I am analyze the data using RpostgreSQL, dplyr, and foreach package.
The total data is 500k rows and the target group is 5000.
I'd like to extract 4 control groups per target. Therefore, the total N of control group will be 20,000.
The problem is that out of 20,000 extracted people, there should not be duplicate values, but there will be duplicates. And control should not be in the trt group.
My code has duplicate values.

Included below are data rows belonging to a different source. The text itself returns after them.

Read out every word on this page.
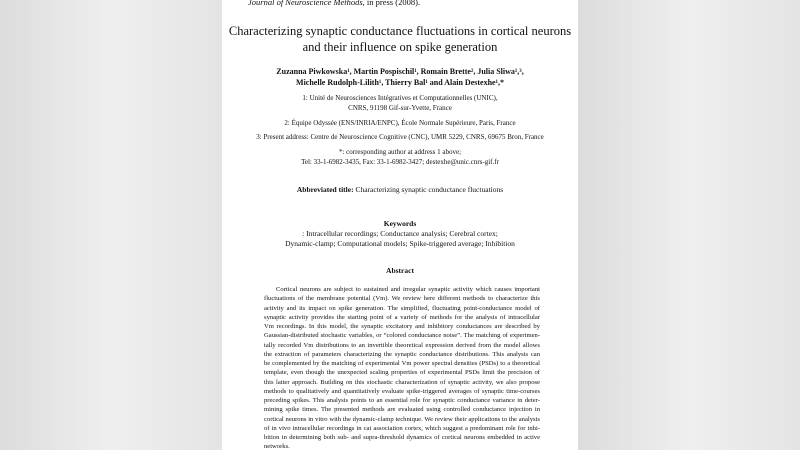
Journal of Neuroscience Methods, in press (2008).
Characterizing synaptic conductance fluctuations in cortical neurons
and their influence on spike generation
Zuzanna Piwkowska¹, Martin Pospischil¹, Romain Brette², Julia Sliwa¹,³,
Michelle Rudolph-Lilith¹, Thierry Bal¹ and Alain Destexhe¹,*
1: Unité de Neurosciences Intégratives et Computationnelles (UNIC),
CNRS, 91198 Gif-sur-Yvette, France
2: Équipe Odyssée (ENS/INRIA/ENPC), École Normale Supérieure, Paris, France
3: Present address: Centre de Neuroscience Cognitive (CNC), UMR 5229, CNRS, 69675 Bron, France
*: corresponding author at address 1 above;
Tel: 33-1-6982-3435, Fax: 33-1-6982-3427; destexhe@unic.cnrs-gif.fr
Abbreviated title: Characterizing synaptic conductance fluctuations
Keywords
: Intracellular recordings; Conductance analysis; Cerebral cortex;
Dynamic-clamp; Computational models; Spike-triggered average; Inhibition
Abstract
Cortical neurons are subject to sustained and irregular synaptic activity which causes important
fluctuations of the membrane potential (Vm). We review here different methods to characterize this
activity and its impact on spike generation. The simplified, fluctuating point-conductance model of
synaptic activity provides the starting point of a variety of methods for the analysis of intracellular
Vm recordings. In this model, the synaptic excitatory and inhibitory conductances are described by
Gaussian-distributed stochastic variables, or “colored conductance noise”. The matching of experimen-
tally recorded Vm distributions to an invertible theoretical expression derived from the model allows
the extraction of parameters characterizing the synaptic conductance distributions. This analysis can
be complemented by the matching of experimental Vm power spectral densities (PSDs) to a theoretical
template, even though the unexpected scaling properties of experimental PSDs limit the precision of
this latter approach. Building on this stochastic characterization of synaptic activity, we also propose
methods to qualitatively and quantitatively evaluate spike-triggered averages of synaptic time-courses
preceding spikes. This analysis points to an essential role for synaptic conductance variance in deter-
mining spike times. The presented methods are evaluated using controlled conductance injection in
cortical neurons in vitro with the dynamic-clamp technique. We review their applications to the analysis
of in vivo intracellular recordings in cat association cortex, which suggest a predominant role for inhi-
bition in determining both sub- and supra-threshold dynamics of cortical neurons embedded in active
networks.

What should I do?
Thank you very much
The form of the code I used is as follows.
controlgroup <- trtgroup[1,] %>% select(person_id,enroll_date,measurement_date,age,value,gender,case_number) %>% .[0,]
system.time({
controlgroup <- foreach(i=1:50, .combine=rbind, .packages=c('dplyr','lubridate')) %dopar% {
target_patient <- allo_case[i,] %>% select(person_id,enroll_date,measurement_date,age,value,gender,case_number)
cont_list <- controlgroup %>% select(person_id)
control_tmp1 <- enroll5_m %>% filter((gender == target_patient[6] %>% as.numeric) & # gender
(age >= target_patient[4] %>% as.numeric - 5 & age <= target_patient[4] %>% as.numeric + 5) & # age +- 5
(!(person_id %in% (cont_list %>% select(person_id)))) &
(!(person_id %in% (trtgroup %>% select(person_id)))) %>% slice(1:4)
sample_n_number <- if_else(nrow(control_tmp1) >= 4, 4, nrow(control_tmp1) %>% as.double())
control_tmp2 <- control_tmp1 %>% sample_n(sample_n_number) %>% mutate(case_number = i)
return(control_tmp2)
}
})